Member of the Uttar Pradesh legislative assembly
- Incumbent
- Assumed office 8 December 2022
- Preceded by: Azam Khan
- Constituency: Rampur

Personal details
- Born: 1975 (age 50–51) Rampur, Uttar Pradesh, India
- Party: Bharatiya Janata Party
- Parent: Shiv Bahadur Saxena
- Occupation: MLA
- Profession: Politician

= Akash Saxena =

Indian politician (born 1975)

Akash Saxena (born 1975) is an Indian politician. He represents the Rampur Assembly constituency of Uttar Pradesh, India. He won the assembly Rampur by-election in December 2022, defeating Samajwadi Party candidate Asim Raza by more than 33,000 votes.

== Personal life ==
He is the son of former BJP MLA & UP's Cabinet Minister Shiv Bahadur Saxena. The BJP-led state government of Uttar Pradesh has given him a Y category security since 2018.

==Political career==
Saxena contested 2022 Uttar Pradesh Legislative Assembly election as Bharatiya Janata Party candidate from Rampur Assembly constituency and defeated his close contestant Mohd. Asim Raja from Samajwadi Party with a margin of 33,772 votes.

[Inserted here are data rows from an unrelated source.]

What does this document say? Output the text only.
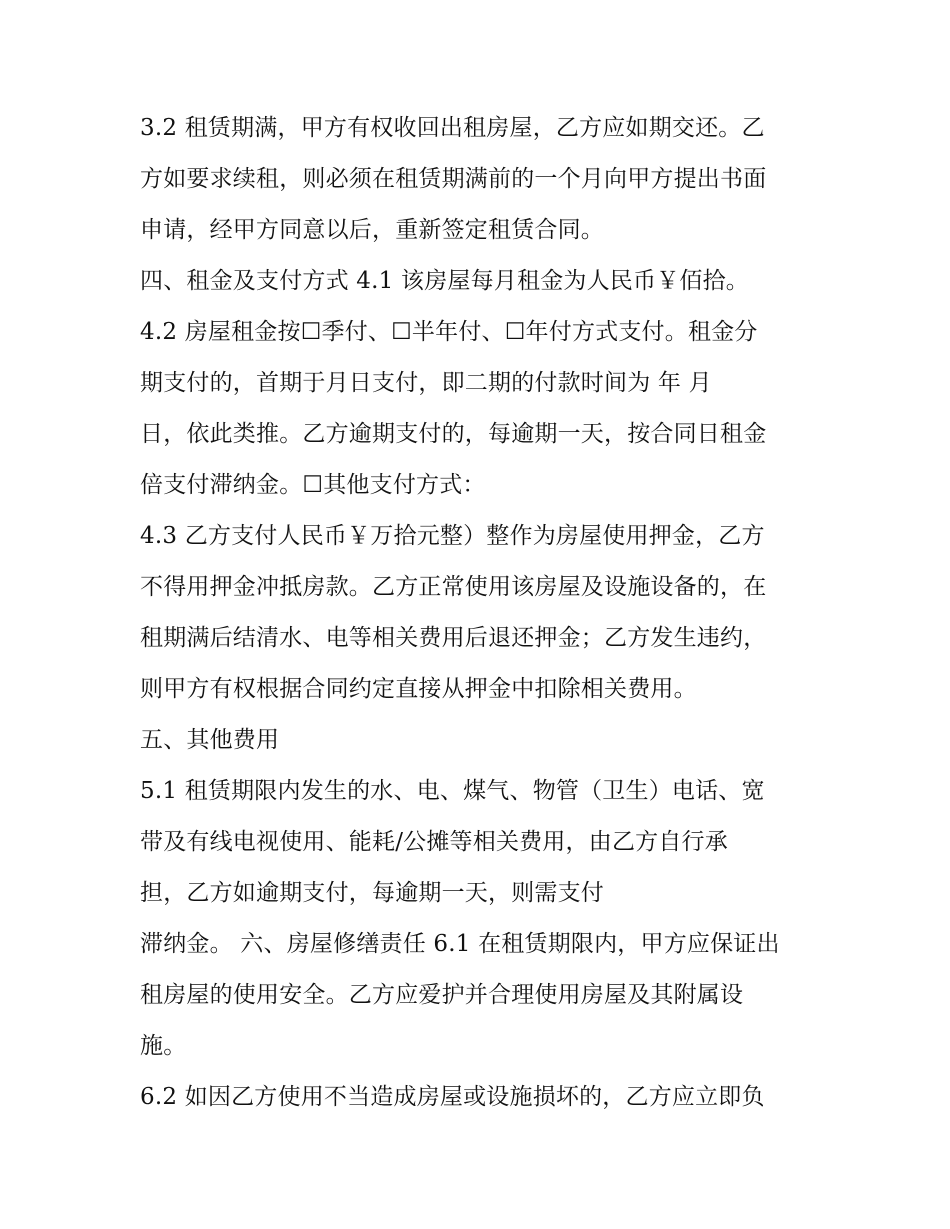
3.2 租赁期满，甲方有权收回出租房屋，乙方应如期交还。乙
方如要求续租，则必须在租赁期满前的一个月向甲方提出书面
申请，经甲方同意以后，重新签定租赁合同。
四、租金及支付方式 4.1 该房屋每月租金为人民币￥佰拾。
4.2 房屋租金按☐季付、☐半年付、☐年付方式支付。租金分
期支付的，首期于月日支付，即二期的付款时间为 年 月
日，依此类推。乙方逾期支付的，每逾期一天，按合同日租金
倍支付滞纳金。☐其他支付方式：
4.3 乙方支付人民币￥万拾元整）整作为房屋使用押金，乙方
不得用押金冲抵房款。乙方正常使用该房屋及设施设备的，在
租期满后结清水、电等相关费用后退还押金；乙方发生违约，
则甲方有权根据合同约定直接从押金中扣除相关费用。
五、其他费用
5.1 租赁期限内发生的水、电、煤气、物管（卫生）电话、宽
带及有线电视使用、能耗/公摊等相关费用，由乙方自行承
担，乙方如逾期支付，每逾期一天，则需支付
滞纳金。 六、房屋修缮责任 6.1 在租赁期限内，甲方应保证出
租房屋的使用安全。乙方应爱护并合理使用房屋及其附属设
施。
6.2 如因乙方使用不当造成房屋或设施损坏的，乙方应立即负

From 8 December 2022 he has become member of the 18th Legislative Assembly of Uttar Pradesh.

He has served as the Convener of the Bharatiya Janata Party's Small-Scale Industries Cell for Western Uttar Pradesh. Akash Saxena was the president of the Indian Industries Association, Rampur.

=== March 2022 assembly election ===
In March 2022 assembly election, Akash Saxena secured 76,084 votes for BJP, defeating SP's Azam Khan.

==Posts held==

| # | From | To | Position | Comments |
|---|---|---|---|---|
| 01 | 2022 | till date | Member, 18th Legislative Assembly of Uttar Pradesh | Elected in Bypoll |

== Controversies ==
Akash Saxena has filed more than 60 cases against Samajwadi Party leader and former UP minister Azam Khan, which become a significant reason for Azam Khan and his son Abdullah Azam Khan to go to jail. He filed a complaint alleging MLA Abdullah Azam Khan had obtained multiple birth certificates to increase his age to the eligibility limit for contesting state assembly elections. Based on his complaint, upon investigation by the Rampur District Magistrate found Abdullah Khan guilty of faking his date of birth to contest polls. The report was sent to the Election Commission of India. In January 2019, Saxena further lodged a case of forgery in the birth certificate case at a local police station. In January 2020, the court declared the three, Azam Khan, Abdullah Zam Khan and Tazeen Fatma, to be absconders for failing to appear in court during the hearings of the case. On 26 February 2020, Azam Khan and her wife, Tazeen Fatma and son Abdullah Khan were sent to jail for making a fake birth certificate.

In March 2021, Saxena complained about Mohammad Ali Jauhar University's funding. He alleged that the highest donation had been shown in the balance sheets of 2015, 2016, and 2017 at the time of demonetization when Azam Khan was a minister. The donation of Rs 222 crore is shown in the balance sheet, whereas the income tax returns of the people who donated money show that they were not capable of giving that much donation. Saxena asked where did this money come from then. Akash Saxena provided the balance sheet of Jauhar University to the Enforcement Directorate (ED), and the money laundering case is being investigated.

In 2019, Akash Saxena filed a complaint against Azam Khan for delivering hate speech, alleging that Khan was trying to incite violence between Hindus and Muslims. In the same hate speech case, Khan was convicted in 2022 and his legislatorship from the state assembly was terminated.